A partir de ce qui semble une réalité et qui figure dans un article du 5 juillet 2011 de l’Observatoire des inégalités, 90,6% des enfants d’enseignants et 40,7% des enfants d’ouvriers non-qualifiés ont obtenu leur bac en 2002, l’Observatoire titre: “Les enfants d’enseignants ont 14 fois plus de chances que ceux d’ouvriers non-qualifiés d’être titulaires du bac”.

Affirmation a priori stupéfiante. De toute évidence, les enfants d’enseignants n’ont que 90,6 / 40,7 = 2,2 fois plus de chances que ceux d’ouvriers non-qualifiés d’être titulaires du bac. Et non 14 : si 40,7% des enfants d’ouvriers non-qualifiés obtiennent leur bac, il faudrait pour atteindre ce rapport que … 570% des enfants d’enseignants l’obtiennent également, ce qui n’a aucun sens.

En fait, ce qui est égal à 14 est le rapport entre les chances d’avoir le bac PLUTÔT QUE DE NE PAS L’AVOIR (odds ratio ) pour chacune des deux catégories (90,6 / 9,4 = 9,64 pour le fils d’enseignant et 40,7 / 59,3 = 0,69 pour le fils d’ouvrier non-qualifié), ce qui n’a rien à voir. Or dire qu’en 2002 “les enfants d’enseignants ont 14 fois plus de chances que ceux d’ouvriers non-qualifiés d’être titulaires du bac”, n’est pas innocent, c’est pratiquement appeler à une insurrection justifiée … Si le rapport est 2,2, c’est simplement affirmer aux pouvoirs publics : “peut et doit mieux faire”.

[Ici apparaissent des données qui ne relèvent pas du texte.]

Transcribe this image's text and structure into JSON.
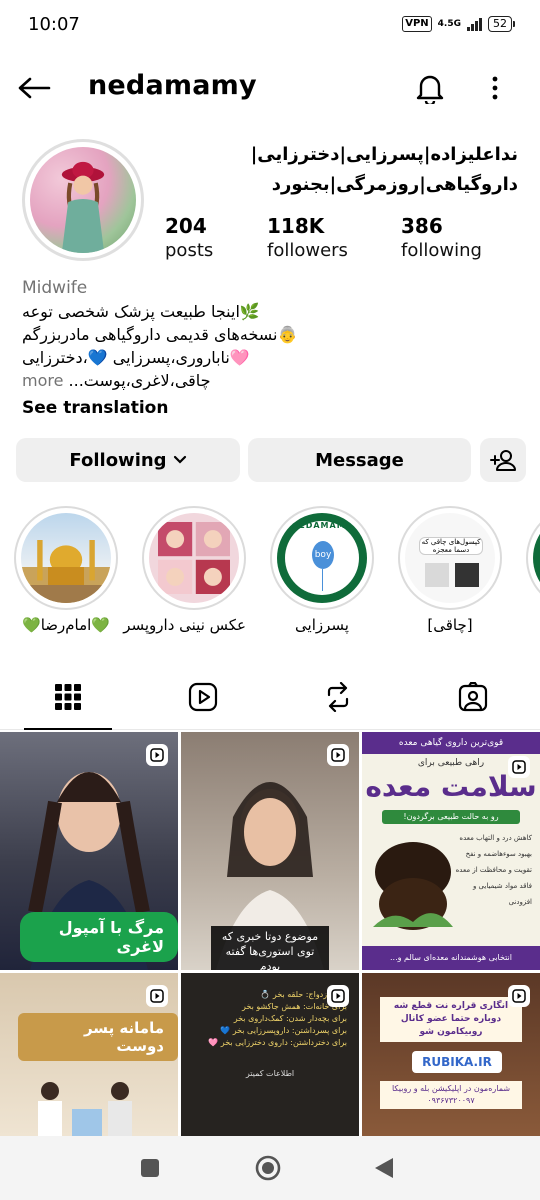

On pourrait se demander si l’Observatoire des inégalités a écrit son titre en faisant preuve d’une malhonnêteté intellectuelle délibérée ou par ignorance des rudiments des probabilités et des statistiques. Je penche plutôt pour la deuxième hypothèse (ou un mélange des deux …), car l’Observatoire parle dans le même article d’une probabilité égale à 9 … donc d’un événement 9 fois plus probable qu’un élément certain…

Le titre de l’Observatoire des inégalités a été repris un mois plus tard, légèrement modifié, dans une interview de Laurent Bigorgne, parue dans le Monde du 2 août 2011 : “… il y a toujours ces deux équations insupportables : la première, c’est qu’un fils d’ouvrier a quatorze fois moins de chances qu’un fils de cadre de décrocher le bac, … Si on cherche à nier ces réalités-là, on se plante.

Là je crois que c’est bien Laurent Bigorgne qui s’est planté, sans doute par la faute de l’Observatoire des inégalités et des odds ratio”… Comment utiliser les statistiques dans le débat public ? Il faut en débattre.